Saurabh Shirodkar and Pratheek Mallya
DS4CG MAPC
This file describes the process of creating targets and executing the algorithm for the MAPC reweighting procedure.
The target tables should be entered into the file "reweighting_config.json". The format of the file can be understood from the following example:
{
"file_name": "testhh.csv",
"blocks" : [
{
"target_var": "PWGTP",
"special_cond_var": "none",
"special_cond_target": "none",
"tables": [
{
"name": "FirstTable",
"dims": [
{
"var": "AGEP",
"type": "NUM",
"conditions": [
"x <= 2 ",
"2 < x & x <= 4",
"4 < x & x <= 6",
"x > 6"
]
},
{
"var": "SEX",
"type": "NUM",
"conditions": [
"x == 1",
"x == 2"
]
}
]
}
]
},
{
"target_var": "WGTP",
"special_cond_var": "SPORDER",
"special_cond_target": "1",
"tables": [
{
"name": "SecondTable",
"dims": [
{
"var": "ADJINC",
"type": "NUM",
"conditions": [
"x == 3",
"x == 4",
"x == 5",
"x == 6"
]
},
{
"var": "HHTYPE",
"type": "NUM",
"conditions": [
"x == 1",
"x == 2",
"x > 3"
]
}
]
}
]
}
]
}
- "file_name" specifies the input CSV file (the PUMS dataset).
- Each block represents a different target variable, along with any special conditions to be imposed on the block.
- "target_var" specifies the name of the target variable for the tables in the particular block.

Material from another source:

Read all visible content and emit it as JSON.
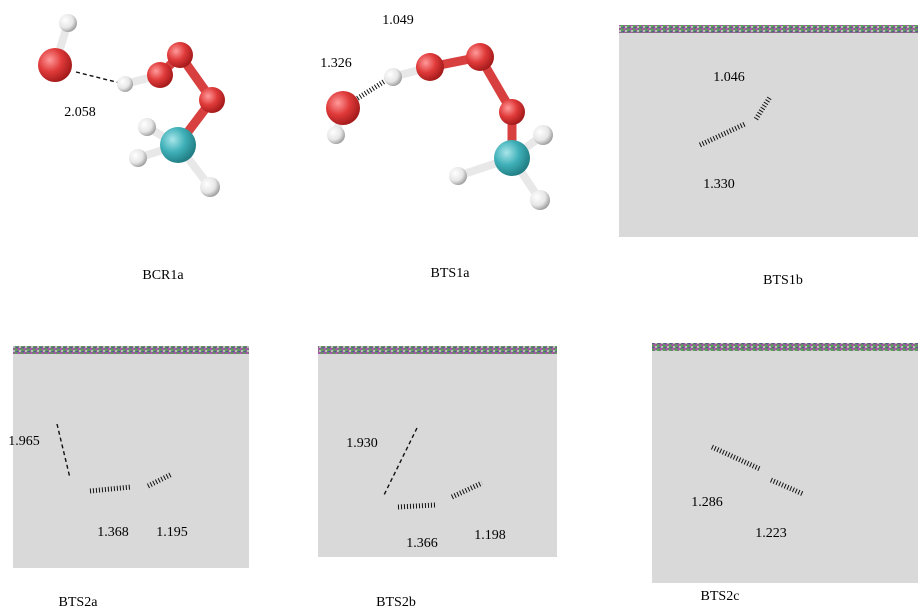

- "special_cond_var" specifies the name of the variable under which any special filtering condition needs to be applied.
- "special_cond_target" specifies the value of the special condition variable for filtering.
Each block consists of a set of tables.
Each object in the "tables" array represents a table. There can be an arbitrary amount of tables.

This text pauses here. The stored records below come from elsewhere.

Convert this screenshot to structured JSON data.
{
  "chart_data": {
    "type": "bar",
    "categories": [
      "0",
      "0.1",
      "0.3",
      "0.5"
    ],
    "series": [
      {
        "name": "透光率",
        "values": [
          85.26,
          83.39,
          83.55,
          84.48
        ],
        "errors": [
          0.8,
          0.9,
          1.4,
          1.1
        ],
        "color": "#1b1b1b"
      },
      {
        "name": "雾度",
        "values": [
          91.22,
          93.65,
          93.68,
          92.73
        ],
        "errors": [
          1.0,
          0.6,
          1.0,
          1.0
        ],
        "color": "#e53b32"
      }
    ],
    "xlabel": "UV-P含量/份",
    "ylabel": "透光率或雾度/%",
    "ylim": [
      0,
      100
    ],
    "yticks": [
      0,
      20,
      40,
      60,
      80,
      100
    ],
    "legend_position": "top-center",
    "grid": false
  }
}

For each table, the "name" field indicates the name of the table. Each object of the "dims" array indicates one variable or dimension. The "var" field of a variable should be a header in the input CSV file. The "type" field can take values "NUM" or "CHAR" and denotes the type of the variable. The "conditions" array is a set of conditions that represent the columns of the table corresponding to the varaible. Each of these should be a logical expression (that evaluates to a boolean) that can be parsed by the R interpreter. The variable in this expression should be denoted by the letter 'x'.
The number of dimensions, as well as the number of conditions within each dimension, can be arbitrarily large. In the above example, the dimension of "FirstTable" is 3x2x2 while that of "SecondTable" is just 3.

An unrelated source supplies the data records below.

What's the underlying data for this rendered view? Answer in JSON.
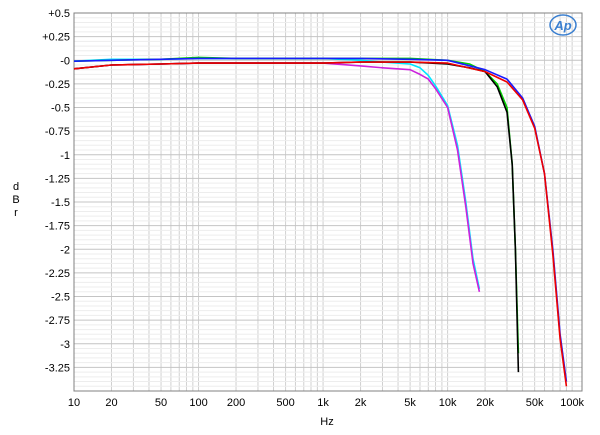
{
  "chart_data": {
    "type": "line",
    "title": "",
    "xlabel": "Hz",
    "ylabel": "dBr",
    "x_scale": "log",
    "xlim": [
      10,
      120000
    ],
    "ylim": [
      -3.5,
      0.5
    ],
    "grid": true,
    "x_tick_labels": [
      {
        "value": 10,
        "label": "10"
      },
      {
        "value": 20,
        "label": "20"
      },
      {
        "value": 50,
        "label": "50"
      },
      {
        "value": 100,
        "label": "100"
      },
      {
        "value": 200,
        "label": "200"
      },
      {
        "value": 500,
        "label": "500"
      },
      {
        "value": 1000,
        "label": "1k"
      },
      {
        "value": 2000,
        "label": "2k"
      },
      {
        "value": 5000,
        "label": "5k"
      },
      {
        "value": 10000,
        "label": "10k"
      },
      {
        "value": 20000,
        "label": "20k"
      },
      {
        "value": 50000,
        "label": "50k"
      },
      {
        "value": 100000,
        "label": "100k"
      }
    ],
    "y_tick_labels": [
      {
        "value": 0.5,
        "label": "+0.5"
      },
      {
        "value": 0.25,
        "label": "+0.25"
      },
      {
        "value": 0,
        "label": "-0"
      },
      {
        "value": -0.25,
        "label": "-0.25"
      },
      {
        "value": -0.5,
        "label": "-0.5"
      },
      {
        "value": -0.75,
        "label": "-0.75"
      },
      {
        "value": -1,
        "label": "-1"
      },
      {
        "value": -1.25,
        "label": "-1.25"
      },
      {
        "value": -1.5,
        "label": "-1.5"
      },
      {
        "value": -1.75,
        "label": "-1.75"
      },
      {
        "value": -2,
        "label": "-2"
      },
      {
        "value": -2.25,
        "label": "-2.25"
      },
      {
        "value": -2.5,
        "label": "-2.5"
      },
      {
        "value": -2.75,
        "label": "-2.75"
      },
      {
        "value": -3,
        "label": "-3"
      },
      {
        "value": -3.25,
        "label": "-3.25"
      }
    ],
    "series": [
      {
        "color": "#00e5ff",
        "x": [
          10,
          20,
          50,
          100,
          200,
          500,
          1000,
          2000,
          3000,
          5000,
          6000,
          7000,
          8000,
          10000,
          12000,
          14000,
          16000,
          18000
        ],
        "y": [
          -0.01,
          0.01,
          0.01,
          0.02,
          0.02,
          0.02,
          0.02,
          0.0,
          -0.02,
          -0.04,
          -0.08,
          -0.16,
          -0.27,
          -0.48,
          -0.9,
          -1.5,
          -2.1,
          -2.42
        ]
      },
      {
        "color": "#cc22dd",
        "x": [
          10,
          20,
          50,
          100,
          200,
          500,
          1000,
          2000,
          3000,
          5000,
          6000,
          7000,
          8000,
          10000,
          12000,
          14000,
          16000,
          18000
        ],
        "y": [
          -0.09,
          -0.05,
          -0.04,
          -0.03,
          -0.03,
          -0.03,
          -0.03,
          -0.06,
          -0.08,
          -0.1,
          -0.15,
          -0.2,
          -0.3,
          -0.5,
          -0.95,
          -1.55,
          -2.15,
          -2.45
        ]
      },
      {
        "color": "#00d000",
        "x": [
          10,
          20,
          50,
          100,
          200,
          500,
          1000,
          2000,
          5000,
          10000,
          15000,
          20000,
          25000,
          30000,
          33000,
          35000,
          37000
        ],
        "y": [
          -0.01,
          0.0,
          0.01,
          0.03,
          0.02,
          0.02,
          0.02,
          0.02,
          0.02,
          0.0,
          -0.04,
          -0.12,
          -0.25,
          -0.5,
          -1.1,
          -2.0,
          -3.1
        ]
      },
      {
        "color": "#000000",
        "x": [
          10,
          20,
          50,
          100,
          200,
          500,
          1000,
          2000,
          5000,
          10000,
          15000,
          20000,
          25000,
          30000,
          33000,
          35000,
          37000
        ],
        "y": [
          -0.09,
          -0.05,
          -0.04,
          -0.03,
          -0.03,
          -0.03,
          -0.03,
          -0.02,
          -0.02,
          -0.04,
          -0.08,
          -0.12,
          -0.28,
          -0.55,
          -1.1,
          -2.0,
          -3.3
        ]
      },
      {
        "color": "#1a1aff",
        "x": [
          10,
          20,
          50,
          100,
          200,
          500,
          1000,
          2000,
          5000,
          10000,
          20000,
          30000,
          40000,
          50000,
          60000,
          70000,
          80000,
          90000
        ],
        "y": [
          -0.01,
          0.0,
          0.01,
          0.02,
          0.02,
          0.02,
          0.02,
          0.02,
          0.01,
          0.0,
          -0.1,
          -0.2,
          -0.4,
          -0.7,
          -1.2,
          -2.0,
          -2.9,
          -3.4
        ]
      },
      {
        "color": "#ee0000",
        "x": [
          10,
          20,
          50,
          100,
          200,
          500,
          1000,
          2000,
          5000,
          10000,
          20000,
          30000,
          40000,
          50000,
          60000,
          70000,
          80000,
          90000
        ],
        "y": [
          -0.09,
          -0.05,
          -0.04,
          -0.03,
          -0.03,
          -0.03,
          -0.03,
          -0.02,
          -0.02,
          -0.03,
          -0.12,
          -0.23,
          -0.42,
          -0.72,
          -1.2,
          -2.05,
          -2.95,
          -3.45
        ]
      }
    ]
  },
  "logo": {
    "text": "Ap"
  }
}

After specifying "reweighting_config.json" in this format, run the script "read_config.R". Corresponding to each table, a CSV file will be generated with the same name as that table. Open the CSV file for each table (using a software such as MS Excel or LibreOffice Calc, or a text editor) and fill in the target values corresponding to each cell of the target table.
After specifying the target tables, run the script "test.R". The number of iterations can be modified at the top of the script. At the end of the script, the output weights will be written to the file "weights_final.csv".
Dependencies: R Packages:
- tidyverse
- rjson
- data.table